The company’s Vehicle Development Center (VDC) in Auburn Hills, Mich., opened in December 2018. The $15 million, 26,000-square-foot facility joins a FEV power training development center and a technical campus, also in Auburn Hills.
The VDC reflects increasing demand for emissions testing as well as performance of new vehicles and parts under heat or cold. At the center, testing can take place from minus-4 degrees F to 104 degrees F.
Automakers and major tier-one suppliers need more facilities for testing. Another driver is development of electric and hybrid vehicles, whose performance and range are affected by weather conditions.
“This test center has all the bells and whistles,” said Dean Tomazic, executive vice president and chief technical officer. “It’s one-stop shopping.”
The VDC includes an all-wheel drive adjustable dynamometer. It’s capable of testing a range of vehicles from light-duty up to Class 2B trucks and vans. Vehicles weighing up to 11,000 lb can be tested on the dynamometer. The center has room for a second dynamometer to be built if there’s sufficient demand.
Previously, FEV had to lease testing facilities from automakers and other companies. That sometimes meant getting in line with other users. On some occasions, that meant leasing testing facilities far from Michigan, meaning extra shipping costs and other expenses. It’s also increasingly harder to lease testing time as demand rises.
“There really is a strong need for this,” said Alan Bedewi, lead engineer at FEV.

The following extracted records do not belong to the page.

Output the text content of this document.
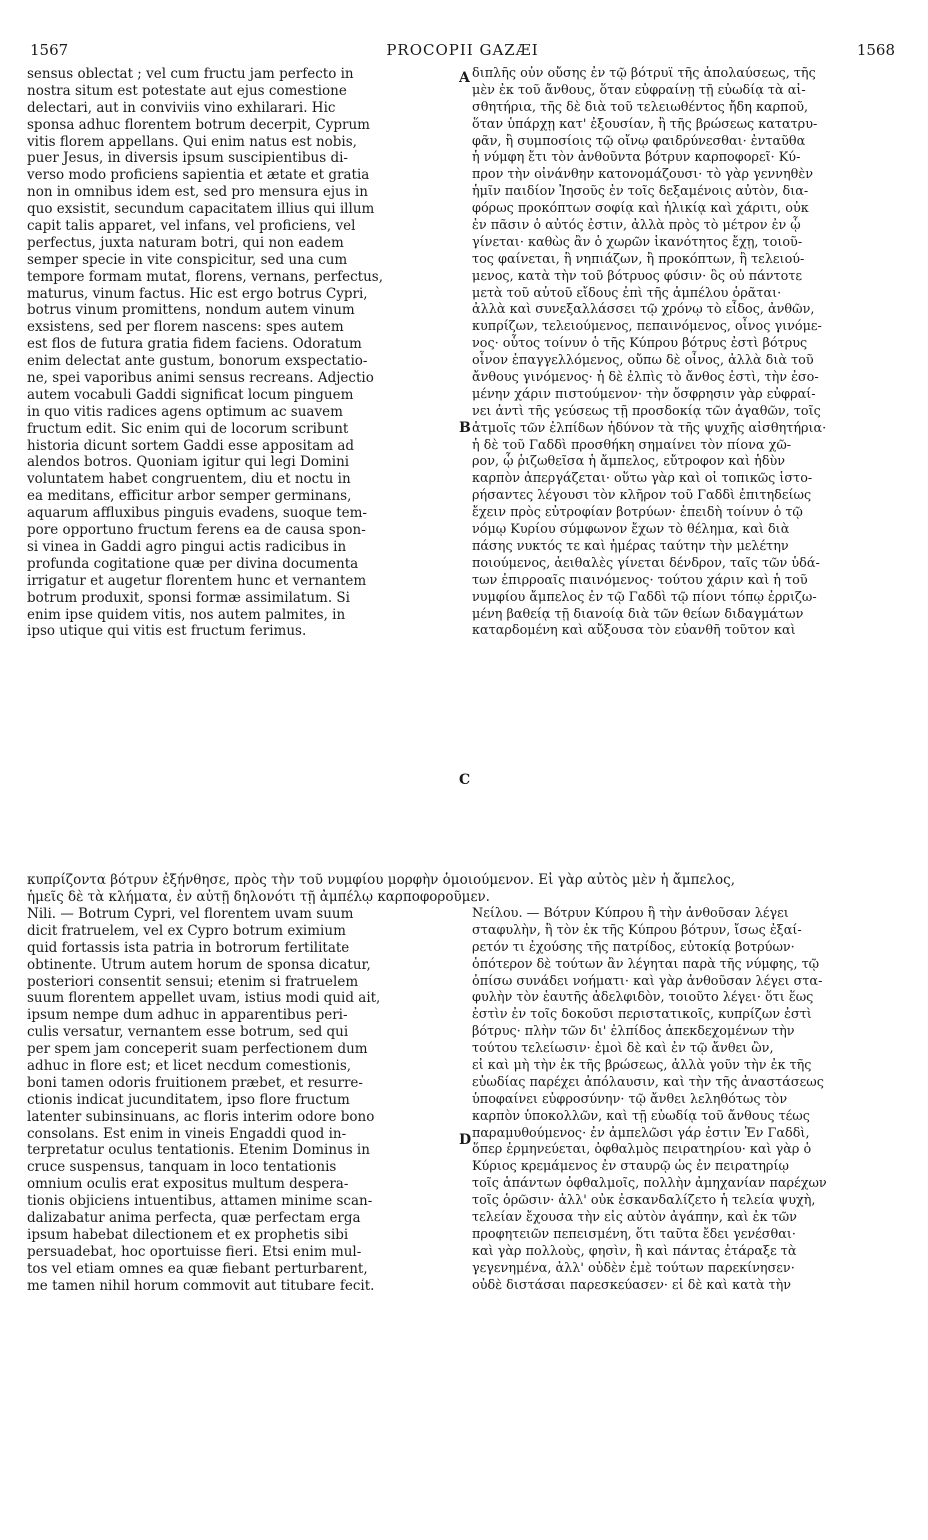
1567	PROCOPII GAZÆI	1568
sensus oblectat ; vel cum fructu jam perfecto in
nostra situm est potestate aut ejus comestione
delectari, aut in conviviis vino exhilarari. Hic
sponsa adhuc florentem botrum decerpit, Cyprum
vitis florem appellans. Qui enim natus est nobis,
puer Jesus, in diversis ipsum suscipientibus di-
verso modo proficiens sapientia et ætate et gratia
non in omnibus idem est, sed pro mensura ejus in
quo exsistit, secundum capacitatem illius qui illum
capit talis apparet, vel infans, vel proficiens, vel
perfectus, juxta naturam botri, qui non eadem
semper specie in vite conspicitur, sed una cum
tempore formam mutat, florens, vernans, perfectus,
maturus, vinum factus. Hic est ergo botrus Cypri,
botrus vinum promittens, nondum autem vinum
exsistens, sed per florem nascens: spes autem
est flos de futura gratia fidem faciens. Odoratum
enim delectat ante gustum, bonorum exspectatio-
ne, spei vaporibus animi sensus recreans. Adjectio
autem vocabuli Gaddi significat locum pinguem
in quo vitis radices agens optimum ac suavem
fructum edit. Sic enim qui de locorum scribunt
historia dicunt sortem Gaddi esse appositam ad
alendos botros. Quoniam igitur qui legi Domini
voluntatem habet congruentem, diu et noctu in
ea meditans, efficitur arbor semper germinans,
aquarum affluxibus pinguis evadens, suoque tem-
pore opportuno fructum ferens ea de causa spon-
si vinea in Gaddi agro pingui actis radicibus in
profunda cogitatione quæ per divina documenta
irrigatur et augetur florentem hunc et vernantem
botrum produxit, sponsi formæ assimilatum. Si
enim ipse quidem vitis, nos autem palmites, in
ipso utique qui vitis est fructum ferimus.
διπλῆς οὖν οὔσης ἐν τῷ βότρυϊ τῆς ἀπολαύσεως, τῆς
μὲν ἐκ τοῦ ἄνθους, ὅταν εὐφραίνῃ τῇ εὐωδίᾳ τὰ αἰ-
σθητήρια, τῆς δὲ διὰ τοῦ τελειωθέντος ἤδη καρποῦ,
ὅταν ὑπάρχῃ κατ' ἐξουσίαν, ἢ τῆς βρώσεως κατατρυ-
φᾶν, ἢ συμποσίοις τῷ οἴνῳ φαιδρύνεσθαι· ἐνταῦθα
ἡ νύμφη ἔτι τὸν ἀνθοῦντα βότρυν καρποφορεῖ· Κύ-
προν τὴν οἰνάνθην κατονομάζουσι· τὸ γὰρ γεννηθὲν
ἡμῖν παιδίον Ἰησοῦς ἐν τοῖς δεξαμένοις αὐτὸν, δια-
φόρως προκόπτων σοφίᾳ καὶ ἡλικίᾳ καὶ χάριτι, οὐκ
ἐν πᾶσιν ὁ αὐτός ἐστιν, ἀλλὰ πρὸς τὸ μέτρον ἐν ᾧ
γίνεται· καθὼς ἂν ὁ χωρῶν ἱκανότητος ἔχῃ, τοιοῦ-
τος φαίνεται, ἢ νηπιάζων, ἢ προκόπτων, ἢ τελειού-
μενος, κατὰ τὴν τοῦ βότρυος φύσιν· ὃς οὐ πάντοτε
μετὰ τοῦ αὐτοῦ εἴδους ἐπὶ τῆς ἀμπέλου ὁρᾶται·
ἀλλὰ καὶ συνεξαλλάσσει τῷ χρόνῳ τὸ εἶδος, ἀνθῶν,
κυπρίζων, τελειούμενος, πεπαινόμενος, οἶνος γινόμε-
νος· οὗτος τοίνυν ὁ τῆς Κύπρου βότρυς ἐστὶ βότρυς
οἶνον ἐπαγγελλόμενος, οὔπω δὲ οἶνος, ἀλλὰ διὰ τοῦ
ἄνθους γινόμενος· ἡ δὲ ἐλπὶς τὸ ἄνθος ἐστὶ, τὴν ἐσο-
μένην χάριν πιστούμενον· τὴν ὄσφρησιν γὰρ εὐφραί-
νει ἀντὶ τῆς γεύσεως τῇ προσδοκίᾳ τῶν ἀγαθῶν, τοῖς
ἀτμοῖς τῶν ἐλπίδων ἡδύνον τὰ τῆς ψυχῆς αἰσθητήρια·
ἡ δὲ τοῦ Γαδδὶ προσθήκη σημαίνει τὸν πίονα χῶ-
ρον, ᾧ ῥιζωθεῖσα ἡ ἄμπελος, εὔτροφον καὶ ἡδὺν
καρπὸν ἀπεργάζεται· οὕτω γὰρ καὶ οἱ τοπικῶς ἱστο-
ρήσαντες λέγουσι τὸν κλῆρον τοῦ Γαδδὶ ἐπιτηδείως
ἔχειν πρὸς εὐτροφίαν βοτρύων· ἐπειδὴ τοίνυν ὁ τῷ
νόμῳ Κυρίου σύμφωνον ἔχων τὸ θέλημα, καὶ διὰ
πάσης νυκτός τε καὶ ἡμέρας ταύτην τὴν μελέτην
ποιούμενος, ἀειθαλὲς γίνεται δένδρον, ταῖς τῶν ὑδά-
των ἐπιρροαῖς πιαινόμενος· τούτου χάριν καὶ ἡ τοῦ
νυμφίου ἄμπελος ἐν τῷ Γαδδὶ τῷ πίονι τόπῳ ἐρριζω-
μένη βαθείᾳ τῇ διανοίᾳ διὰ τῶν θείων διδαγμάτων
καταρδομένη καὶ αὔξουσα τὸν εὐανθῆ τοῦτον καὶ
κυπρίζοντα βότρυν ἐξήνθησε, πρὸς τὴν τοῦ νυμφίου μορφὴν ὁμοιούμενον. Εἰ γὰρ αὐτὸς μὲν ἡ ἄμπελος,
ἡμεῖς δὲ τὰ κλήματα, ἐν αὐτῇ δηλονότι τῇ ἀμπέλῳ καρποφοροῦμεν.
Nili. — Botrum Cypri, vel florentem uvam suum
dicit fratruelem, vel ex Cypro botrum eximium
quid fortassis ista patria in botrorum fertilitate
obtinente. Utrum autem horum de sponsa dicatur,
posteriori consentit sensui; etenim si fratruelem
suum florentem appellet uvam, istius modi quid ait,
ipsum nempe dum adhuc in apparentibus peri-
culis versatur, vernantem esse botrum, sed qui
per spem jam conceperit suam perfectionem dum
adhuc in flore est; et licet necdum comestionis,
boni tamen odoris fruitionem præbet, et resurre-
ctionis indicat jucunditatem, ipso flore fructum
latenter subinsinuans, ac floris interim odore bono
consolans. Est enim in vineis Engaddi quod in-
terpretatur oculus tentationis. Etenim Dominus in
cruce suspensus, tanquam in loco tentationis
omnium oculis erat expositus multum despera-
tionis objiciens intuentibus, attamen minime scan-
dalizabatur anima perfecta, quæ perfectam erga
ipsum habebat dilectionem et ex prophetis sibi
persuadebat, hoc oportuisse fieri. Etsi enim mul-
tos vel etiam omnes ea quæ fiebant perturbarent,
me tamen nihil horum commovit aut titubare fecit.
Νείλου. — Βότρυν Κύπρου ἢ τὴν ἀνθοῦσαν λέγει
σταφυλὴν, ἢ τὸν ἐκ τῆς Κύπρου βότρυν, ἴσως ἐξαί-
ρετόν τι ἐχούσης τῆς πατρίδος, εὐτοκίᾳ βοτρύων·
ὁπότερον δὲ τούτων ἂν λέγηται παρὰ τῆς νύμφης, τῷ
ὀπίσω συνάδει νοήματι· καὶ γὰρ ἀνθοῦσαν λέγει στα-
φυλὴν τὸν ἑαυτῆς ἀδελφιδὸν, τοιοῦτο λέγει· ὅτι ἕως
ἐστὶν ἐν τοῖς δοκοῦσι περιστατικοῖς, κυπρίζων ἐστὶ
βότρυς· πλὴν τῶν δι' ἐλπίδος ἀπεκδεχομένων τὴν
τούτου τελείωσιν· ἐμοὶ δὲ καὶ ἐν τῷ ἄνθει ὢν,
εἰ καὶ μὴ τὴν ἐκ τῆς βρώσεως, ἀλλὰ γοῦν τὴν ἐκ τῆς
εὐωδίας παρέχει ἀπόλαυσιν, καὶ τὴν τῆς ἀναστάσεως
ὑποφαίνει εὐφροσύνην· τῷ ἄνθει λεληθότως τὸν
καρπὸν ὑποκολλῶν, καὶ τῇ εὐωδίᾳ τοῦ ἄνθους τέως
παραμυθούμενος· ἐν ἀμπελῶσι γάρ ἐστιν Ἐν Γαδδὶ,
ὅπερ ἑρμηνεύεται, ὀφθαλμὸς πειρατηρίου· καὶ γὰρ ὁ
Κύριος κρεμάμενος ἐν σταυρῷ ὡς ἐν πειρατηρίῳ
τοῖς ἁπάντων ὀφθαλμοῖς, πολλὴν ἀμηχανίαν παρέχων
τοῖς ὁρῶσιν· ἀλλ' οὐκ ἐσκανδαλίζετο ἡ τελεία ψυχὴ,
τελείαν ἔχουσα τὴν εἰς αὐτὸν ἀγάπην, καὶ ἐκ τῶν
προφητειῶν πεπεισμένη, ὅτι ταῦτα ἔδει γενέσθαι·
καὶ γὰρ πολλοὺς, φησὶν, ἢ καὶ πάντας ἐτάραξε τὰ
γεγενημένα, ἀλλ' οὐδὲν ἐμὲ τούτων παρεκίνησεν·
οὐδὲ διστάσαι παρεσκεύασεν· εἰ δὲ καὶ κατὰ τὴν
A
B
C
D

What’s more, FEV customers crave confidentiality. FEV, part of Aachen, Germany-based FEV Group, opted to construct the VDC to get more control over the testing process.
“We have to have this flexibility, we have to be in charge,” Tomazic said. “This is what you have to do if you want to do advanced emissions research. It’s much easier to retain that confidentiality” with customers by not using outside vendors. “From a customer perspective, Its important if we can keep it in-house.”
The VDC allows FEV to conduct testing covering emission standards in different regions. Future standards in the United States are in flux as the Trump administration wants to ease up on regulations. However, China, the world’s largest automotive market, is aggressively tightening standards in an attempt to reduce air pollution. The European Union also is toughening standards.
The VDC was designed so it could test for “all different future requirements,” Tomazic said.
The company says development of electric vehicles will be an important business for the VDC. Using the dynamometer, EVs can run until their batteries are dead. There’s no worry about that happening on a road test and then having to make arrangements for the EV to transported back.
Thermal management is another major business for the VDC. For example, with electric vehicles can batteries be kept warm in the cold or cooled when it’s hot. The VDC will support other FEV programs including fuels research and climatic testing.
The VDC is beginning operations on a single shift. The company says it will be at capacity, with two shifts, in three to four months. “We’ll see how that evolves,” Tomazic said.